The number of Britons claiming jobless benefits fell by 5,700 to 950,800, the biggest drop since January 2005, the Office for National Statistics said in London. Economists expected unemployment claims to rise by 4,000, according to the median estimate in a Bloomberg survey of 30 economists. The claimant count rate of unemployment was unchanged at three percent, Bloomberg News said.
Falling unemployment and bigger wage gains may add to concern that workers will boost pay demands at talks starting next month. Inflation quickened to the fastest pace in at least nine years last month, prompting investors to raise bets on the Bank of England raising interest rates next year.

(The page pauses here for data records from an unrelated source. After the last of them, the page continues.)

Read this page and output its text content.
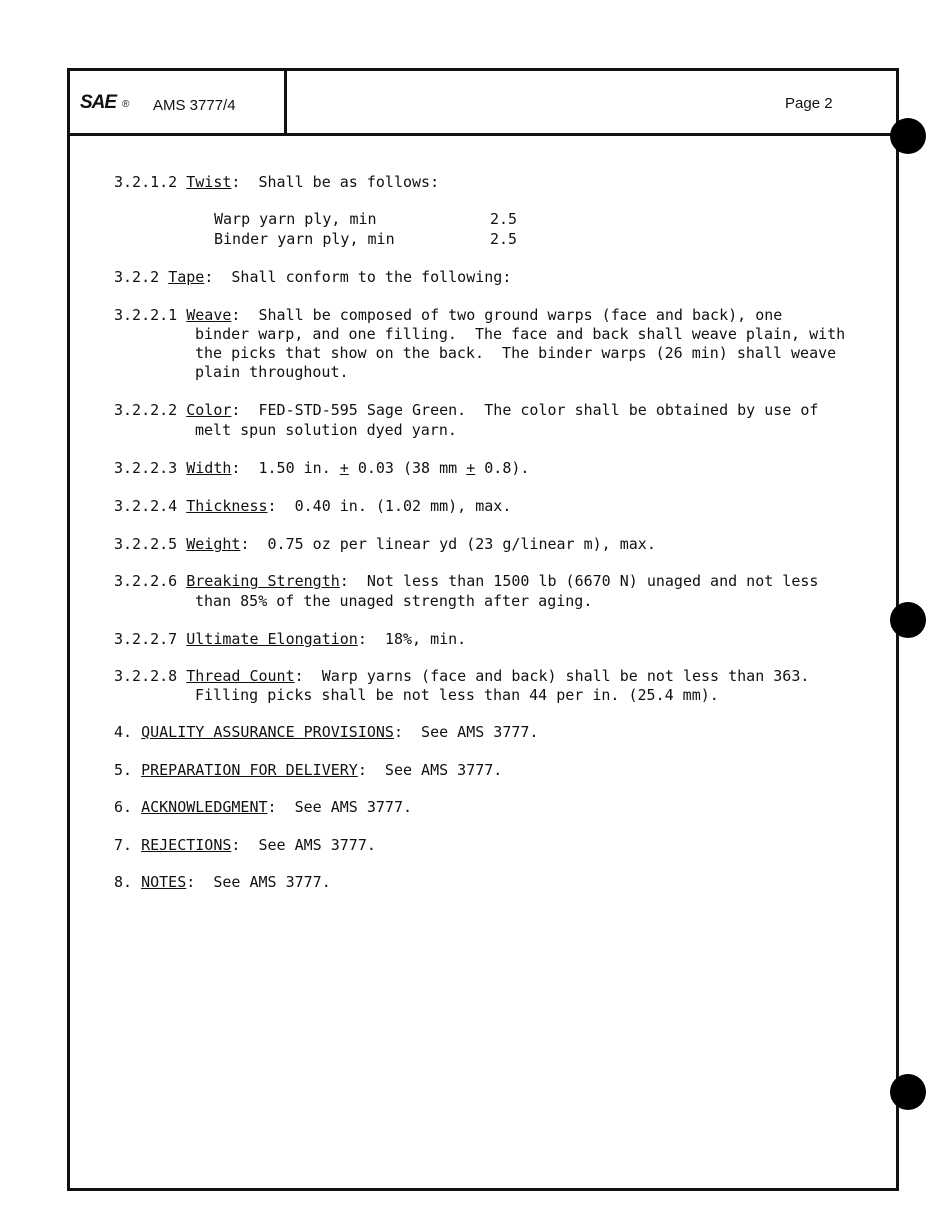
SAE ® AMS 3777/4	Page 2
3.2.1.2 Twist:  Shall be as follows:
Warp yarn ply, min	2.5
Binder yarn ply, min	2.5
3.2.2 Tape:  Shall conform to the following:
3.2.2.1 Weave:  Shall be composed of two ground warps (face and back), one
binder warp, and one filling.  The face and back shall weave plain, with
the picks that show on the back.  The binder warps (26 min) shall weave
plain throughout.
3.2.2.2 Color:  FED-STD-595 Sage Green.  The color shall be obtained by use of
melt spun solution dyed yarn.
3.2.2.3 Width:  1.50 in. + 0.03 (38 mm + 0.8).
3.2.2.4 Thickness:  0.40 in. (1.02 mm), max.
3.2.2.5 Weight:  0.75 oz per linear yd (23 g/linear m), max.
3.2.2.6 Breaking Strength:  Not less than 1500 lb (6670 N) unaged and not less
than 85% of the unaged strength after aging.
3.2.2.7 Ultimate Elongation:  18%, min.
3.2.2.8 Thread Count:  Warp yarns (face and back) shall be not less than 363.
Filling picks shall be not less than 44 per in. (25.4 mm).
4. QUALITY ASSURANCE PROVISIONS:  See AMS 3777.
5. PREPARATION FOR DELIVERY:  See AMS 3777.
6. ACKNOWLEDGMENT:  See AMS 3777.
7. REJECTIONS:  See AMS 3777.
8. NOTES:  See AMS 3777.
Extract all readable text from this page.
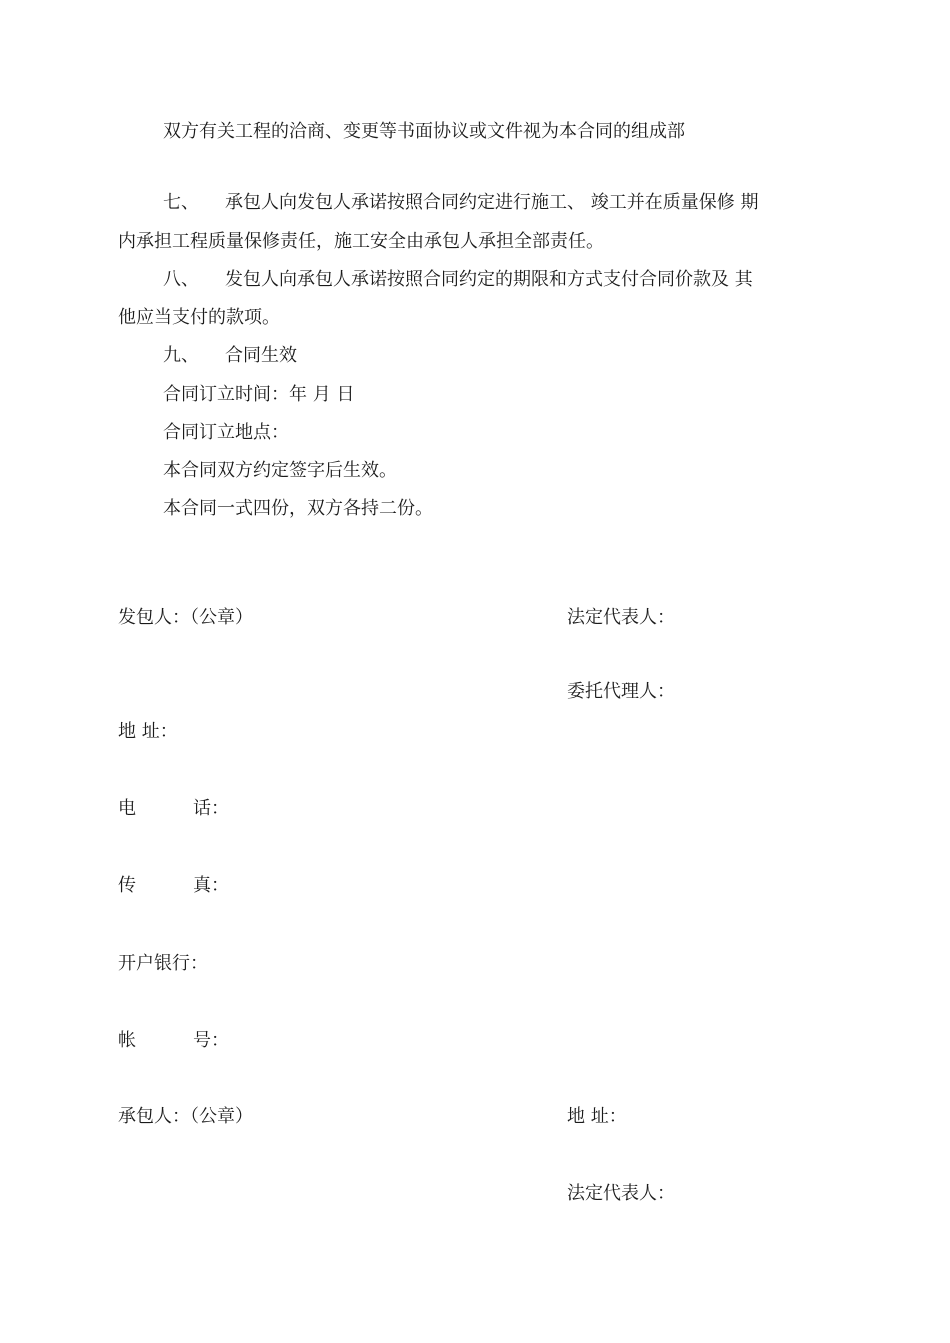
双方有关工程的洽商、变更等书面协议或文件视为本合同的组成部
七、 承包人向发包人承诺按照合同约定进行施工、 竣工并在质量保修 期
内承担工程质量保修责任，施工安全由承包人承担全部责任。
八、 发包人向承包人承诺按照合同约定的期限和方式支付合同价款及 其
他应当支付的款项。
九、 合同生效
合同订立时间：年 月 日
合同订立地点：
本合同双方约定签字后生效。
本合同一式四份，双方各持二份。
发包人：（公章）	法定代表人：
委托代理人：
地 址：
电	话：
传	真：
开户银行：
帐	号：
承包人：（公章）	地 址：
法定代表人：
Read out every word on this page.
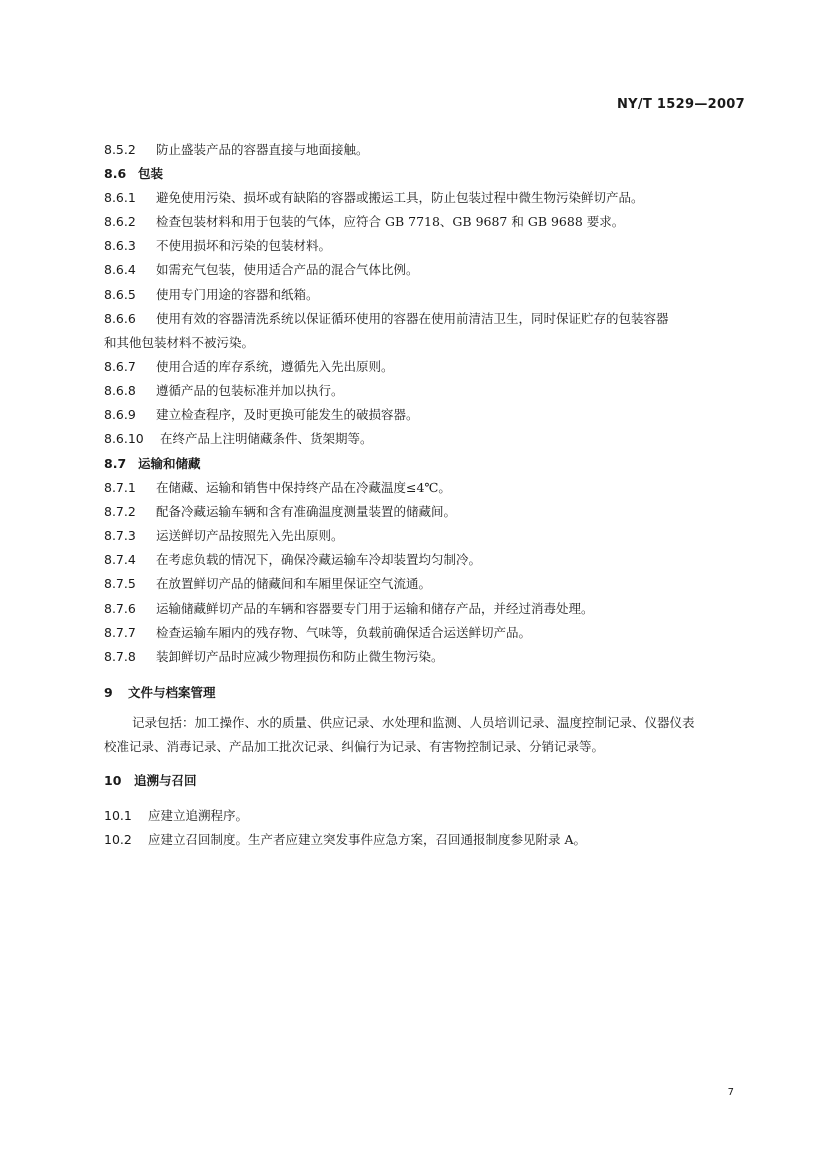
NY/T 1529—2007
8.5.2 防止盛装产品的容器直接与地面接触。
8.6 包装
8.6.1 避免使用污染、损坏或有缺陷的容器或搬运工具，防止包装过程中微生物污染鲜切产品。
8.6.2 检查包装材料和用于包装的气体，应符合 GB 7718、GB 9687 和 GB 9688 要求。
8.6.3 不使用损坏和污染的包装材料。
8.6.4 如需充气包装，使用适合产品的混合气体比例。
8.6.5 使用专门用途的容器和纸箱。
8.6.6 使用有效的容器清洗系统以保证循环使用的容器在使用前清洁卫生，同时保证贮存的包装容器
和其他包装材料不被污染。
8.6.7 使用合适的库存系统，遵循先入先出原则。
8.6.8 遵循产品的包装标准并加以执行。
8.6.9 建立检查程序，及时更换可能发生的破损容器。
8.6.10 在终产品上注明储藏条件、货架期等。
8.7 运输和储藏
8.7.1 在储藏、运输和销售中保持终产品在冷藏温度≤4℃。
8.7.2 配备冷藏运输车辆和含有准确温度测量装置的储藏间。
8.7.3 运送鲜切产品按照先入先出原则。
8.7.4 在考虑负载的情况下，确保冷藏运输车冷却装置均匀制冷。
8.7.5 在放置鲜切产品的储藏间和车厢里保证空气流通。
8.7.6 运输储藏鲜切产品的车辆和容器要专门用于运输和储存产品，并经过消毒处理。
8.7.7 检查运输车厢内的残存物、气味等，负载前确保适合运送鲜切产品。
8.7.8 装卸鲜切产品时应减少物理损伤和防止微生物污染。
9 文件与档案管理
记录包括：加工操作、水的质量、供应记录、水处理和监测、人员培训记录、温度控制记录、仪器仪表
校准记录、消毒记录、产品加工批次记录、纠偏行为记录、有害物控制记录、分销记录等。
10 追溯与召回
10.1 应建立追溯程序。
10.2 应建立召回制度。生产者应建立突发事件应急方案，召回通报制度参见附录 A。
7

“The labor market is rebounding strongly and that points to wages picking up,” said Raj Gunaratna, an economist at 4Cast Ltd, a research group in London. “The report gives the Bank of England more reasons to hike interest rates.”
The pound and interest-rate futures rose on speculation that the central bank will raise its benchmark rate again next year after two increases since August to five percent, a five-year high.
Higher energy bills pushed consumer prices up an annual 2.7 percent in November, the most since the index was introduced in January 1997, the statistics office said.
Wages growth excluding bonuses rebounded to an annual 3.8 percent from August through October from the 3.5 percent gain in the previous period, which was the slowest since July 2003.
UK employees at Ford Motor Co and Rolls Royce Plc, as well as air traffic controllers, are set to receive pay increases of more than four percent, said Ken Mulkearn, the editor of Incomes Data Services.
About 4,200 people working for financial-services companies and law firms in London will get bonuses of more than one million pounds (US$1.97 million) this year, according to the Centre for Economics and Business Research.
Still, an influx of migrant workers and rising unemployment have kept a lid on workers’ average pay so far. Around half a million immigrants came to the UK from Eastern Europe last year, keeping wages “subdued,” and damping consumer prices, Deputy Governor Rachel Lomax said.